Currency Risk Management in Africa

Understanding the challenges

by Raveen Ramlakan, Head of Africa and Corridors Structuring and Matthew van der Horn, Derivative Structurer, in conjunction with RMB Global Markets’ Africa analysts, Nema Ramkhelawan-Bhana and Celeste Fauconnier, Rand Merchant Bank

Interest in investing in Africa continues to grow, and although the story has been told many times over, it is always worth mentioning why Africa is an attractive investment environment for companies across the world. In RMB’s 2012/2013 edition of “Where to Invest in Africa”, it is noted that:

  • If growth is taken as a measure of return, then Africa’s rapid expansion over the last five years is sound justification for investment. The region grew at around 5% in 2012, which is remarkable against a backdrop of slowing global growth. The continent, along with other countries in emerging markets has also led the growth recovery since the global financial crisis in 2008
  • Africa’s high growth potential stems mainly from its abundance of resources. The continent offers huge potential for companies associated with minerals, oil and gas. In addition, the need for food security and other sources of energy paves the way for a booming agricultural sector with 60% of the available cropland globally situated in Africa
  • The continent has extremely favourable demographics, with a population that is now over one billion people. The forecast population growth rate is 2.1% annually over the next few years compared to 0.2% in the developed world.
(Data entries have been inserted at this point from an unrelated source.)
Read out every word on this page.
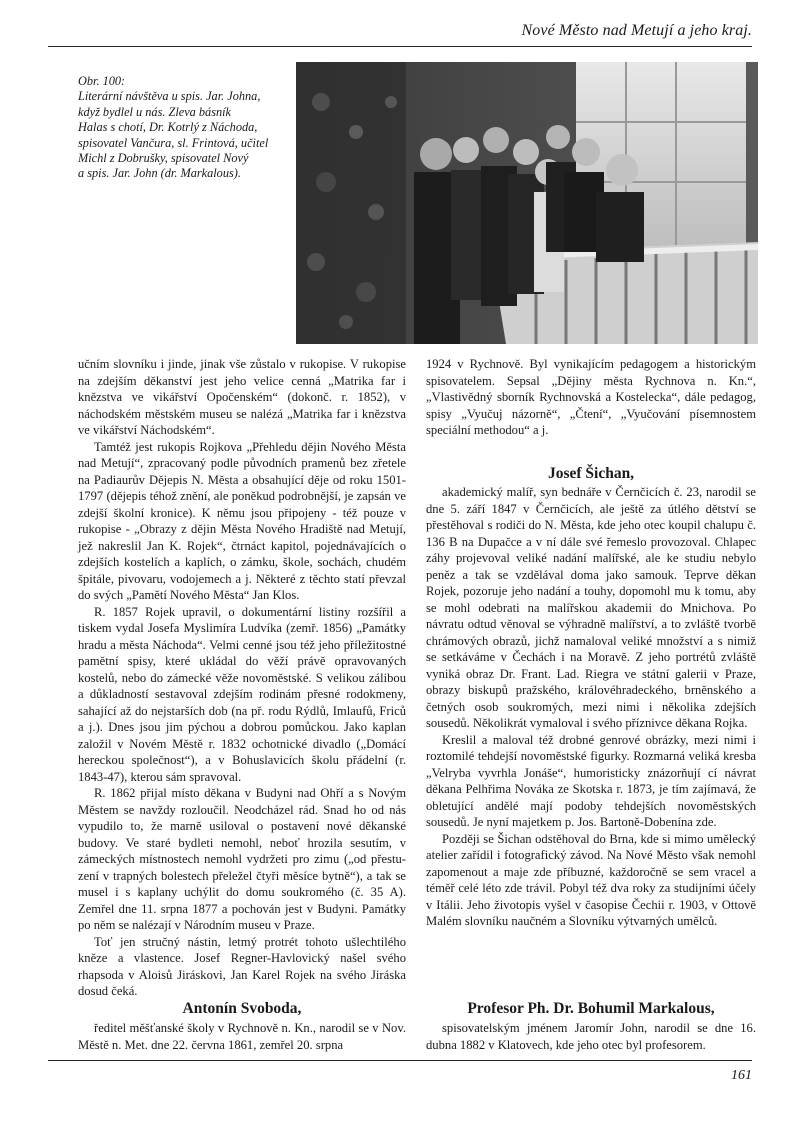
Nové Město nad Metují a jeho kraj.
Obr. 100:
Literární návštěva u spis. Jar. Johna,
když bydlel u nás. Zleva básník
Halas s chotí, Dr. Kotrlý z Náchoda,
spisovatel Vančura, sl. Frintová, učitel
Michl z Dobrušky, spisovatel Nový
a spis. Jar. John (dr. Markalous).

učním slovníku i jinde, jinak vše zůstalo v rukopise. V rukopise na zdejším děkanství jest jeho velice cenná „Matrika far i knězstva ve vikářství Opočenském“ (dokonč. r. 1852), v náchodském městském museu se nalézá „Matrika far i knězstva ve vikářství Náchodském“.

Tamtéž jest rukopis Rojkova „Přehledu dějin Nového Města nad Metují“, zpracovaný podle původních pramenů bez zřetele na Padiaurův Dějepis N. Města a obsahující děje od roku 1501-1797 (dějepis téhož znění, ale poněkud podrobnější, je zapsán ve zdejší školní kronice). K němu jsou připojeny - též pouze v rukopise - „Obrazy z dějin Města Nového Hradiště nad Metují, jež nakreslil Jan K. Rojek“, čtrnáct kapitol, pojednávajících o zdejších kostelích a kaplích, o zámku, škole, sochách, chudém špitále, pivovaru, vodojemech a j. Některé z těchto statí převzal do svých „Pamětí Nového Města“ Jan Klos.

R. 1857 Rojek upravil, o dokumentární listiny rozšířil a tiskem vydal Josefa Myslimíra Ludvíka (zemř. 1856) „Památky hradu a města Náchoda“. Velmi cenné jsou též jeho příležitostné pamětní spisy, které ukládal do věží právě opravovaných kostelů, nebo do zámecké věže novoměstské. S velikou zálibou a důkladností sestavoval zdejším rodinám přesné rodokmeny, sahající až do nejstarších dob (na př. rodu Rýdlů, Imlaufů, Friců a j.). Dnes jsou jim pýchou a dobrou pomůckou. Jako kaplan založil v Novém Městě r. 1832 ochotnické divadlo („Domácí hereckou společnost“), a v Bohuslavicích školu přádelní (r. 1843-47), kterou sám spravoval.

R. 1862 přijal místo děkana v Budyni nad Ohří a s Novým Městem se navždy rozloučil. Neodcházel rád. Snad ho od nás vypudilo to, že marně usiloval o postavení nové děkanské budovy. Ve staré bydleti nemohl, neboť hrozila sesutím, v zámeckých místnostech nemohl vydržeti pro zimu („od přestuzení v trapných bolestech přeležel čtyři měsíce bytně“), a tak se musel i s kaplany uchýlit do domu soukromého (č. 35 A). Zemřel dne 11. srpna 1877 a pochován jest v Budyni. Památky po něm se nalézají v Národním museu v Praze.

Toť jen stručný nástin, letmý protrét tohoto ušlechtilého kněze a vlastence. Josef Regner-Havlovický našel svého rhapsoda v Aloisů Jiráskovi, Jan Karel Rojek na svého Jiráska dosud čeká.

1924 v Rychnově. Byl vynikajícím pedagogem a historickým spisovatelem. Sepsal „Dějiny města Rychnova n. Kn.“, „Vlastivědný sborník Rychnovská a Kostelecka“, dále pedagog, spisy „Vyučuj názorně“, „Čtení“, „Vyučování písemnostem speciální methodou“ a j.

Josef Šichan,

akademický malíř, syn bednáře v Černčicích č. 23, narodil se dne 5. září 1847 v Černčicích, ale ještě za útlého dětství se přestěhoval s rodiči do N. Města, kde jeho otec koupil chalupu č. 136 B na Dupačce a v ní dále své řemeslo provozoval. Chlapec záhy projevoval veliké nadání malířské, ale ke studiu nebylo peněz a tak se vzdělával doma jako samouk. Teprve děkan Rojek, pozoruje jeho nadání a touhy, dopomohl mu k tomu, aby se mohl odebrati na malířskou akademii do Mnichova. Po návratu odtud věnoval se výhradně malířství, a to zvláště tvorbě chrámových obrazů, jichž namaloval veliké množství a s nimiž se setkáváme v Čechách i na Moravě. Z jeho portrétů zvláště vyniká obraz Dr. Frant. Lad. Riegra ve státní galerii v Praze, obrazy biskupů pražského, královéhradeckého, brněnského a četných osob soukromých, mezi nimi i několika zdejších sousedů. Několikrát vymaloval i svého příznivce děkana Rojka.

Kreslil a maloval též drobné genrové obrázky, mezi nimi i roztomilé tehdejší novoměstské figurky. Rozmarná veliká kresba „Velryba vyvrhla Jonáše“, humoristicky znázorňují cí návrat děkana Pelhřima Nováka ze Skotska r. 1873, je tím zajímavá, že obletující andělé mají podoby tehdejších novoměstských sousedů. Je nyní majetkem p. Jos. Bartoně-Dobenína zde.

Později se Šichan odstěhoval do Brna, kde si mimo umělecký atelier zařídil i fotografický závod. Na Nové Město však nemohl zapomenout a maje zde příbuzné, každoročně se sem vracel a téměř celé léto zde trávil. Pobyl též dva roky za studijními účely v Itálii. Jeho životopis vyšel v časopise Čechii r. 1903, v Ottově Malém slovníku naučném a Slovníku výtvarných umělců.

Antonín Svoboda,

ředitel měšťanské školy v Rychnově n. Kn., narodil se v Nov. Městě n. Met. dne 22. června 1861, zemřel 20. srpna

Profesor Ph. Dr. Bohumil Markalous,

spisovatelským jménem Jaromír John, narodil se dne 16. dubna 1882 v Klatovech, kde jeho otec byl profesorem.

161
Africa is also expected to have an average 40% urbanisation growth rate between 2010 and 2020
  • Africa as a whole has US$3tr in purchasing power and high levels of forecasted income growth, with an average expected GDP/capita growth rate of 5% between 2012 and 2016 (2.8% in developed nations)
  • A continued increase in FDI, especially into infrastructure. The region now receives about 5.5% of global FDI projects, and although the continent saw a brief decline in FDI following the financial crisis, the annual figures remain at elevated levels

Fig 1

Africa’s operating environment

The operating environment in most African countries remains well below par, with access to financing topping the list in terms of the most problematic factors for doing business on the continent. The other factors making up the top five are: corruption, inadequate infrastructure, government bureaucracy and political instability. On the whole, Africa has struggled to improve its overall operating environment despite consistent growth in GDP and economic market size between 1995 and 2012.

Access to financing is particularly important when corporates look at how to fund their expansion strategies across Africa. While most African subsidiaries will generate profits in local currency, access to adequate domestic funding is often extremely problematic, from both a liquidity as well as a pricing perspective.